Stage 3A accepts graphs, schemas, stored queries, and policy bundle file
references. `cluster plan` reads local JSON state from
`<config-dir>/__cluster/state.json`; a missing file means empty state. Plan,
apply, refresh, and import acquire `__cluster/lock.json` by default and release
it before returning. `cluster apply` executes only stored-query/policy catalog
writes (content-addressed under `__cluster/resources/`) and requires an
existing `state.json`; graph/schema changes are deferred with warnings, and
applied resources do not serve traffic — the server still boots from
`omnigraph.yaml`. `cluster status` reads state only and reports any existing
lock metadata. `force-unlock` removes a lock only when the supplied id exactly
matches the lock file. `refresh` requires an existing `state.json`; `import`
creates one only when it is missing. Both observe declared graphs read-only at
`<config-dir>/graphs/<graph-id>.omni`. External state backends, graph/schema
apply, automatic stale-lock breaking, `plan --refresh`, pipelines, UI specs,
embeddings, aliases, and bindings are reserved for later stages.

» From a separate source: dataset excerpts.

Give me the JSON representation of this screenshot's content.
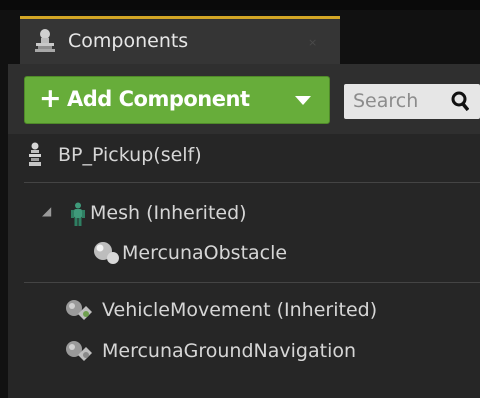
{
  "tab": {
    "title": "Components",
    "icon": "components-icon",
    "close": "×"
  },
  "toolbar": {
    "add_plus": "+",
    "add_label": "Add Component",
    "search_placeholder": "Search"
  },
  "tree": {
    "root": {
      "label": "BP_Pickup(self)",
      "icon": "blueprint-actor-icon"
    },
    "mesh": {
      "label": "Mesh (Inherited)",
      "icon": "skeletal-mesh-icon",
      "expand": "◢"
    },
    "obstacle": {
      "label": "MercunaObstacle",
      "icon": "component-sphere-icon"
    },
    "vehicle": {
      "label": "VehicleMovement (Inherited)",
      "icon": "actor-component-icon"
    },
    "navigation": {
      "label": "MercunaGroundNavigation",
      "icon": "actor-component-icon"
    }
  },
  "colors": {
    "add_button": "#67ad3a",
    "tab_accent": "#d6a826",
    "panel_bg": "#262626"
  }
}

See
[cluster-config.md](cluster-config.md).

## Output formats (`query` command, alias: `read`)

- `json` — pretty-printed object with metadata + rows
- `jsonl` — one metadata line then one JSON object per row
- `csv` — RFC 4180-ish quoting
- `table` — fitted text table, honors `table_max_column_width` + `table_cell_layout`
- `kv` — grouped per-row key/value blocks

## Param resolution

Precedence (high to low): explicit `--params` / `--params-file`, alias positional args, `omnigraph.yaml` defaults. JS-safe-integer handling is built in (`is_js_safe_integer_i64`, `JS_MAX_SAFE_INTEGER_U64`) so 64-bit ids round-trip safely through JSON clients.

## Bearer token resolution (CLI)

1. `graphs.<name>.bearer_token_env`
2. `OMNIGRAPH_BEARER_TOKEN` global env
3. `auth.env_file` referenced `.env`

## Duration parsing (cleanup)

`s | m | h | d | w` units, e.g. `--older-than 7d`.